E allora la domanda che serpeggia tra un caffè e l’altro, sussurrata nei vicoli e discussa nei salotti buoni della politica, è di quelle che fanno tremare i polsi: Chiara Frontini sarà la candidata di un centrodestra compatto e contento?
Mettiamoci comodi, perché la risposta la dà quasi il Vangelo: è più facile che un cammello passi attraverso la cruna di un ago.

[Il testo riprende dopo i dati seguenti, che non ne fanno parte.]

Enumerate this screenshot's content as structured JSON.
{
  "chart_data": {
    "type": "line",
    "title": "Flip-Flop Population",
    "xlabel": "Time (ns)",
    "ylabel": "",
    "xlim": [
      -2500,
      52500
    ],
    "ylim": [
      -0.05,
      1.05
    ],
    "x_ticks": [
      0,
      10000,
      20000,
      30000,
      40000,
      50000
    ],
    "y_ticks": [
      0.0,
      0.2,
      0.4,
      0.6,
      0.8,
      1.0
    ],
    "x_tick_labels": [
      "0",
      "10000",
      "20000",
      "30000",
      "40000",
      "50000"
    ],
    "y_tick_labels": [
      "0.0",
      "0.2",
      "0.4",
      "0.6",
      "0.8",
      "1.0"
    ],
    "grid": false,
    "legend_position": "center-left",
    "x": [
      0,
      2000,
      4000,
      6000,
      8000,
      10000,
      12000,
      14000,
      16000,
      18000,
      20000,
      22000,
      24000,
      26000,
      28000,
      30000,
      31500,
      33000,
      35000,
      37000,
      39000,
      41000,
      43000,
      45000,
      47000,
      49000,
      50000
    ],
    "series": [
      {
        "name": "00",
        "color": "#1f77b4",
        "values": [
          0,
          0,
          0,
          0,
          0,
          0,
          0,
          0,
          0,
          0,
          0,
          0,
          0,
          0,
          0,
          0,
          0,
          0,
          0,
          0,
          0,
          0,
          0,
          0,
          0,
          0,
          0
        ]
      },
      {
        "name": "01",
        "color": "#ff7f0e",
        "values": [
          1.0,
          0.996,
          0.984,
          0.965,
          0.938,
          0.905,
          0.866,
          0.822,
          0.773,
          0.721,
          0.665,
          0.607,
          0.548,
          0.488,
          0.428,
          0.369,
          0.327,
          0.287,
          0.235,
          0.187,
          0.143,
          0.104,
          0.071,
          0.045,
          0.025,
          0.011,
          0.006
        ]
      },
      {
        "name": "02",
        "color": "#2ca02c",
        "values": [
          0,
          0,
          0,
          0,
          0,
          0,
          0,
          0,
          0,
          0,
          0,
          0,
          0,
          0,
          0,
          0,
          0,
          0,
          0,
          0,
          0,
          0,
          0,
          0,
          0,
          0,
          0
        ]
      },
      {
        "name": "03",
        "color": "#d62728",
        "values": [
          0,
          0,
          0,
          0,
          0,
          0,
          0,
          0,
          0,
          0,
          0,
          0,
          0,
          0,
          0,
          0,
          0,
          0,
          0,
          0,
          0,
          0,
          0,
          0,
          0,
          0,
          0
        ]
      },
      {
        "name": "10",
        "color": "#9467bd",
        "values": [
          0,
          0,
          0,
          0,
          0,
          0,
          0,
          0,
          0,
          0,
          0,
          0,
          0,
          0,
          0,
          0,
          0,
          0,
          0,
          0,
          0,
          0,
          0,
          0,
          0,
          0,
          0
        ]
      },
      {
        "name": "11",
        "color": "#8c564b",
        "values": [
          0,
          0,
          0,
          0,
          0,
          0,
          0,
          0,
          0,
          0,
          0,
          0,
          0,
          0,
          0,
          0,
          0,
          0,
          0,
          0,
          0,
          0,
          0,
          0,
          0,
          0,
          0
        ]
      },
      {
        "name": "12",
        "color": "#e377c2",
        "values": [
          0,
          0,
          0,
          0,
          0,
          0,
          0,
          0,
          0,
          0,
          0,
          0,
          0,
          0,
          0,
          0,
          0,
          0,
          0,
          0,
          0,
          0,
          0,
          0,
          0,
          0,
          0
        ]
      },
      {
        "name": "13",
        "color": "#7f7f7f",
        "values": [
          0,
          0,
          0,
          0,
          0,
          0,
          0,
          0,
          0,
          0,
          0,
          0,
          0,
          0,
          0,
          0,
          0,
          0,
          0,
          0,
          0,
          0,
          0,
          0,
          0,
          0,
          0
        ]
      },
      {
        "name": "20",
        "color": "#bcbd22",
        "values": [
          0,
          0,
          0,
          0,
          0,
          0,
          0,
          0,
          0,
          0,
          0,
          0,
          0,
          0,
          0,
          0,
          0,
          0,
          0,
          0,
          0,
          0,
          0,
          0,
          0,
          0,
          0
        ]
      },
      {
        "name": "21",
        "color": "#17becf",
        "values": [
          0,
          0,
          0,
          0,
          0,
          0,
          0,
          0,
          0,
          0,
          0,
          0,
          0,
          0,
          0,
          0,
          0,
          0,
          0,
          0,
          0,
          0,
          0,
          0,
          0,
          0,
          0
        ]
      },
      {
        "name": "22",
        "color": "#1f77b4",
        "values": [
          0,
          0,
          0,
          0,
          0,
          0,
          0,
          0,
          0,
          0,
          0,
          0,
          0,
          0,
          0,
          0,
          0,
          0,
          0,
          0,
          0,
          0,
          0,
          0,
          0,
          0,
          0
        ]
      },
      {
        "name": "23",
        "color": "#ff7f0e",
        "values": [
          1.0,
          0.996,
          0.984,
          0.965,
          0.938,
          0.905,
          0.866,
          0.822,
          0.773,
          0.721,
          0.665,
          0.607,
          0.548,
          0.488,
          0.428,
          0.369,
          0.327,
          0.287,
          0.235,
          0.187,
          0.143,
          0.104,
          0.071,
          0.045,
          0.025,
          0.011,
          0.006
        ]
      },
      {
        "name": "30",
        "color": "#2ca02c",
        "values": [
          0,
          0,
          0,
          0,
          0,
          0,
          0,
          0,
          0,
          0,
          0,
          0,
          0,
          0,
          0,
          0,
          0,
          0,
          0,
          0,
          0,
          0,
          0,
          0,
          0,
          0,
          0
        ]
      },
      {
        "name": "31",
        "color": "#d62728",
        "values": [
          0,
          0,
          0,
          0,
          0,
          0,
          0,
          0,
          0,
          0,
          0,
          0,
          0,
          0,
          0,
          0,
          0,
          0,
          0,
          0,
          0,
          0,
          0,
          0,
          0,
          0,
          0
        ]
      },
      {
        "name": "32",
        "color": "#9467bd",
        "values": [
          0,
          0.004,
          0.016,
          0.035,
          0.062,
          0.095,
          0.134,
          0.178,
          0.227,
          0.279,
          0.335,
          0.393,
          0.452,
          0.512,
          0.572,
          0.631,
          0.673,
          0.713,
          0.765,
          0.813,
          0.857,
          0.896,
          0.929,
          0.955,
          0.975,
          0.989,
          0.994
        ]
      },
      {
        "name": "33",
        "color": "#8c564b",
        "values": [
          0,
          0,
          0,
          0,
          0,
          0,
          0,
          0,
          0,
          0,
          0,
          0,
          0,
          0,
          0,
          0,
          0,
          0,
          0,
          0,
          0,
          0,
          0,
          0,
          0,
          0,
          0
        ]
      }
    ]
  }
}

In questi giorni di fine estate, del resto, i segnali sono stati tutt’altro che criptici. Tanto la linea d’onda di Luigi Buzzi, riferimento comunale di Fratelli d’Italia, quanto le uscite in stile cloud leghista di Andrea Micci hanno tuonato chiare come un temporale d’agosto: “Chiara Frontini nunca mas”. Tradotto dal politichese spicciolo: con l’attuale sindaca civica non c’è trippa per gatti. L’asse dei partiti tradizionali, a quanto pare, ha deciso di prendere una direzione ben precisa, voltando le spalle a ogni tentazione centrista o civica. Con buona pace del buon Alessandro Romoli, il surfista della prima ora che in una maggioranza larga ci avrebbe nuotato volentieri. La politica “extralocal” ha dettato la linea: FdI e Lega vogliono correre da soli, compatti, stringendo il cerchio attorno a un candidato forte, rigorosamente figlio dei partiti classici.
C’è un profilo in particolare le cui azioni stanno salendo giorno dopo giorno, tra un incontro riservato e un confronto al vertice. L’obiettivo dichiarato? Un’utopia che profuma di rivincita: vincere al primo turno o, quantomeno, blindare il ballottaggio per fare in modo che lei, la Chiara, resti fuori dai giochi decisivi.
Ma in questa partita a scacchi giocata sotto l’ombrellone, c’è un convitato di pietra a cui nessuno sta prestando la giusta attenzione, e che invece rischia di sparigliare le carte in tavola. Si chiama Partito Democratico. E mentre il centrodestra affila i coltelli e i civici contano i propri pezzi, la vera mossa del cavallo potrebbe arrivare proprio da lì. Prepariamoci: l’inverno politico della Tuscia si preannuncia caldissimo.